After Robert Downey Jr. was finally sent to prison for a long stay, this hunk of marketable meat had worried that he, too, might be caught by “fascist drug-enforcement agents.” While he was loath to change his lifestyle to please the forces of repression, he was even less enthusiastic about sharing a prison cell with a homicidal maniac who had a seventeen-inch neck and no gender preferences.
Although Ahriman regularly turned away patients with serious drug problems, he had taken on this one. The actor moved in elite social circles, where he could make rare mischief with a singularly high entertainment value for the doctor. Indeed, already, utilizing the actor, an extraordinary game was being prepared for play, one that would have profound national and international consequences.
“I have some important instructions for you,” Ahriman said.
Someone rapped urgently on the door to the suite.
Martie was trying to get Skeet into a bathrobe, but he was resisting.

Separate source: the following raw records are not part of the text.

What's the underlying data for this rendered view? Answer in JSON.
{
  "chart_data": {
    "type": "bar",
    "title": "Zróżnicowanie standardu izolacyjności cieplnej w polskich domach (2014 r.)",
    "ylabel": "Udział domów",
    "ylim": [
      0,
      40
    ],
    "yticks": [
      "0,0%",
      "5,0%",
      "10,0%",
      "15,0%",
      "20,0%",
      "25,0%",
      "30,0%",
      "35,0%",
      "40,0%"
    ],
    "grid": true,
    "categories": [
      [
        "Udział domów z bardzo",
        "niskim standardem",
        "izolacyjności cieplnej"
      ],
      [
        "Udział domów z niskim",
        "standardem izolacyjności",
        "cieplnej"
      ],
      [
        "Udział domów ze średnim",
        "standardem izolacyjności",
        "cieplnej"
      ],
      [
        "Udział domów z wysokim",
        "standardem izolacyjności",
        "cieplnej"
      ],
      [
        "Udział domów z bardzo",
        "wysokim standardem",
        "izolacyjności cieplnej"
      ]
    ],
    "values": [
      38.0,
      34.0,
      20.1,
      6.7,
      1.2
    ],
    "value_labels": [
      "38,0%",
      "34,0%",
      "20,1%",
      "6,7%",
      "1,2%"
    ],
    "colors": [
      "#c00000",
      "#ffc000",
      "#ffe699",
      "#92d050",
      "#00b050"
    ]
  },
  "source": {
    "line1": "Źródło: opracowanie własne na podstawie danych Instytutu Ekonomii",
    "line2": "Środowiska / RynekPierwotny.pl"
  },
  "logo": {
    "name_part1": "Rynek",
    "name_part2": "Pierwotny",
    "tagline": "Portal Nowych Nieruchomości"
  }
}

“Honey,” she said, “it’s chilly tonight. You can’t go outside in just these thin pajamas.”
“This robe sucks,” Skeet protested. “They provided it here. It’s not mine, Martie. It’s all nubbly with fuzz balls, and I hate the stripes.”
In his prime, before drugs wasted him, the kid had drawn women the way the scent of raw beef brought Valet running. In those days, he’d been a good dresser, the male bird in full plumage. Even now, in his ruin, Skeet’s sartorial good taste occasionally resurfaced, although Martie didn’t understand why it had to surface now.

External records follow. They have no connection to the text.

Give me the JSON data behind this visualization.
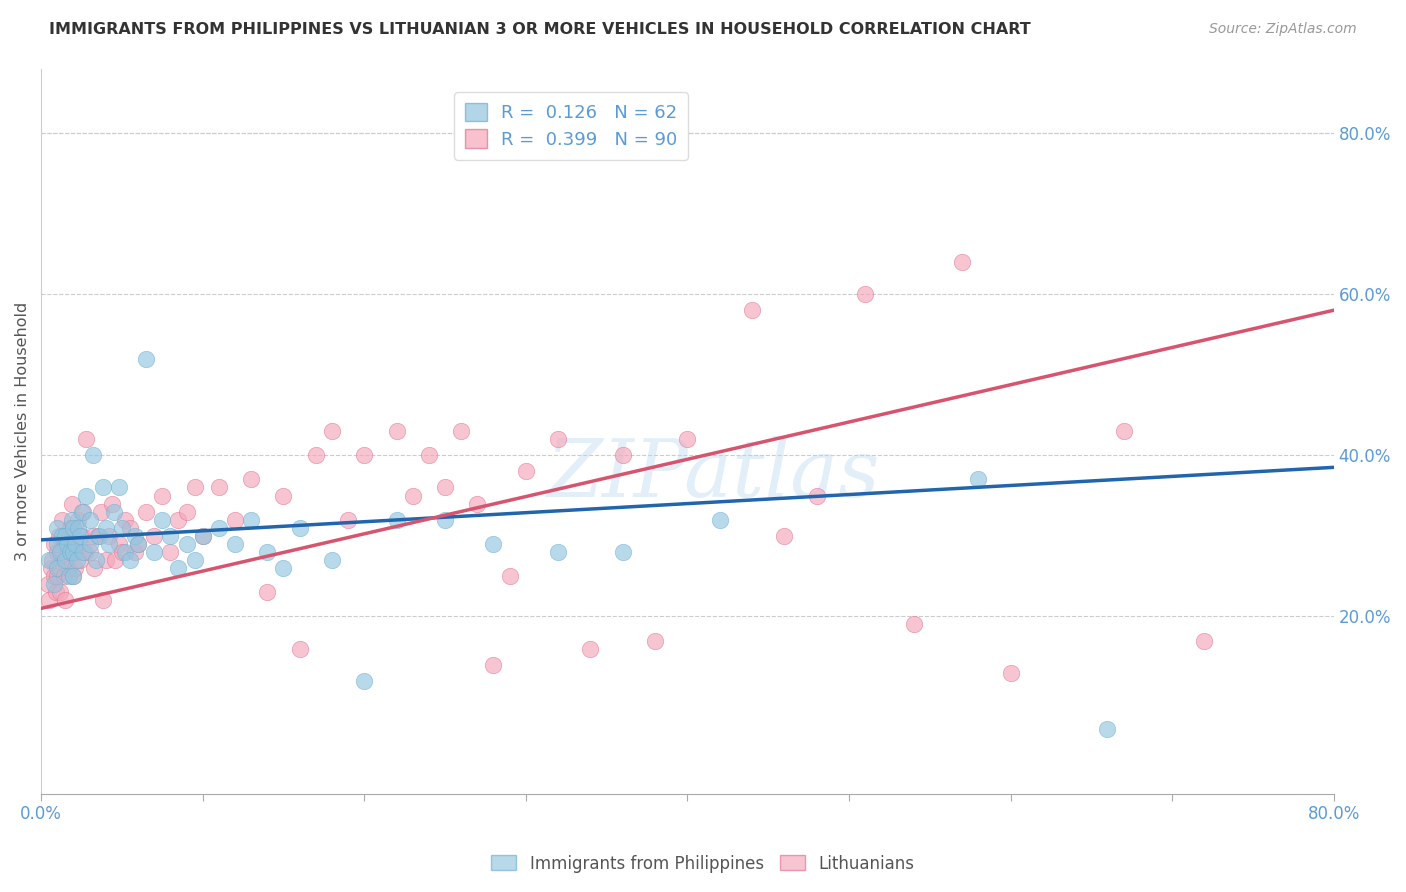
{
  "title": "IMMIGRANTS FROM PHILIPPINES VS LITHUANIAN 3 OR MORE VEHICLES IN HOUSEHOLD CORRELATION CHART",
  "source_text": "Source: ZipAtlas.com",
  "ylabel": "3 or more Vehicles in Household",
  "xlim": [
    0.0,
    0.8
  ],
  "ylim": [
    -0.02,
    0.88
  ],
  "x_ticks": [
    0.0,
    0.1,
    0.2,
    0.3,
    0.4,
    0.5,
    0.6,
    0.7,
    0.8
  ],
  "y_ticks_right": [
    0.2,
    0.4,
    0.6,
    0.8
  ],
  "philippines_color": "#92c5de",
  "philippines_edge_color": "#6baed6",
  "lithuanians_color": "#f4a7b9",
  "lithuanians_edge_color": "#e07090",
  "phil_trend_color": "#2166ac",
  "lith_trend_color": "#d6546e",
  "philippines_R": 0.126,
  "philippines_N": 62,
  "lithuanians_R": 0.399,
  "lithuanians_N": 90,
  "phil_trend_x0": 0.0,
  "phil_trend_y0": 0.295,
  "phil_trend_x1": 0.8,
  "phil_trend_y1": 0.385,
  "lith_trend_x0": 0.0,
  "lith_trend_y0": 0.21,
  "lith_trend_x1": 0.8,
  "lith_trend_y1": 0.58,
  "watermark": "ZIPatlas",
  "philippines_x": [
    0.005,
    0.008,
    0.01,
    0.01,
    0.01,
    0.012,
    0.013,
    0.015,
    0.015,
    0.016,
    0.017,
    0.018,
    0.019,
    0.02,
    0.02,
    0.02,
    0.021,
    0.022,
    0.023,
    0.024,
    0.025,
    0.026,
    0.028,
    0.03,
    0.03,
    0.032,
    0.034,
    0.036,
    0.038,
    0.04,
    0.042,
    0.045,
    0.048,
    0.05,
    0.052,
    0.055,
    0.058,
    0.06,
    0.065,
    0.07,
    0.075,
    0.08,
    0.085,
    0.09,
    0.095,
    0.1,
    0.11,
    0.12,
    0.13,
    0.14,
    0.15,
    0.16,
    0.18,
    0.2,
    0.22,
    0.25,
    0.28,
    0.32,
    0.36,
    0.42,
    0.58,
    0.66
  ],
  "philippines_y": [
    0.27,
    0.24,
    0.26,
    0.29,
    0.31,
    0.28,
    0.3,
    0.27,
    0.3,
    0.29,
    0.25,
    0.28,
    0.32,
    0.25,
    0.28,
    0.31,
    0.29,
    0.27,
    0.31,
    0.3,
    0.33,
    0.28,
    0.35,
    0.29,
    0.32,
    0.4,
    0.27,
    0.3,
    0.36,
    0.31,
    0.29,
    0.33,
    0.36,
    0.31,
    0.28,
    0.27,
    0.3,
    0.29,
    0.52,
    0.28,
    0.32,
    0.3,
    0.26,
    0.29,
    0.27,
    0.3,
    0.31,
    0.29,
    0.32,
    0.28,
    0.26,
    0.31,
    0.27,
    0.12,
    0.32,
    0.32,
    0.29,
    0.28,
    0.28,
    0.32,
    0.37,
    0.06
  ],
  "lithuanians_x": [
    0.004,
    0.005,
    0.006,
    0.007,
    0.008,
    0.008,
    0.009,
    0.01,
    0.01,
    0.011,
    0.012,
    0.012,
    0.013,
    0.013,
    0.014,
    0.015,
    0.015,
    0.016,
    0.016,
    0.017,
    0.018,
    0.018,
    0.019,
    0.02,
    0.02,
    0.021,
    0.022,
    0.023,
    0.024,
    0.025,
    0.026,
    0.027,
    0.028,
    0.03,
    0.032,
    0.033,
    0.035,
    0.037,
    0.038,
    0.04,
    0.042,
    0.044,
    0.046,
    0.048,
    0.05,
    0.052,
    0.055,
    0.058,
    0.06,
    0.065,
    0.07,
    0.075,
    0.08,
    0.085,
    0.09,
    0.095,
    0.1,
    0.11,
    0.12,
    0.13,
    0.14,
    0.15,
    0.16,
    0.17,
    0.18,
    0.19,
    0.2,
    0.22,
    0.23,
    0.24,
    0.25,
    0.26,
    0.27,
    0.28,
    0.29,
    0.3,
    0.32,
    0.34,
    0.36,
    0.38,
    0.4,
    0.44,
    0.46,
    0.48,
    0.51,
    0.54,
    0.57,
    0.6,
    0.67,
    0.72
  ],
  "lithuanians_y": [
    0.24,
    0.22,
    0.26,
    0.27,
    0.25,
    0.29,
    0.23,
    0.25,
    0.28,
    0.3,
    0.26,
    0.23,
    0.28,
    0.32,
    0.25,
    0.22,
    0.29,
    0.27,
    0.3,
    0.26,
    0.28,
    0.31,
    0.34,
    0.25,
    0.3,
    0.26,
    0.28,
    0.32,
    0.27,
    0.3,
    0.33,
    0.28,
    0.42,
    0.28,
    0.3,
    0.26,
    0.3,
    0.33,
    0.22,
    0.27,
    0.3,
    0.34,
    0.27,
    0.29,
    0.28,
    0.32,
    0.31,
    0.28,
    0.29,
    0.33,
    0.3,
    0.35,
    0.28,
    0.32,
    0.33,
    0.36,
    0.3,
    0.36,
    0.32,
    0.37,
    0.23,
    0.35,
    0.16,
    0.4,
    0.43,
    0.32,
    0.4,
    0.43,
    0.35,
    0.4,
    0.36,
    0.43,
    0.34,
    0.14,
    0.25,
    0.38,
    0.42,
    0.16,
    0.4,
    0.17,
    0.42,
    0.58,
    0.3,
    0.35,
    0.6,
    0.19,
    0.64,
    0.13,
    0.43,
    0.17
  ]
}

Snapping shut the packed suitcase, Dusty said, “Let’s go.”
Improvising frantically, Martie tore the blanket off Skeet’s bed and draped it over his shoulders. “How’s this?”
“Sort of American Indian,” he said, pulling the blanket around himself. “I like it.”
She took Skeet by the arm and hustled him toward the door, where Dusty was waiting.
“Wait!” Skeet said, halting, turning. “The lottery tickets.”
“What lottery tickets?”
“In the nightstand,” Dusty said. “Tucked in the Bible.”
“We can’t leave without them,” Skeet insisted.
In response to the rapping on the door, the doctor called out impatiently, “I am not to be disturbed here.”
A hesitation, and then more rapping.
To the actor, Ahriman said quietly, “Go into the bedroom, lie down on the bed, and wait for me.”
As though the direction he had just received was from a lover promising all the delights of the flesh, the actor rose from the sofa and glided out of the room. Each liquid step, each roll of the hips was sufficiently seductive to fill theater seats all over the world.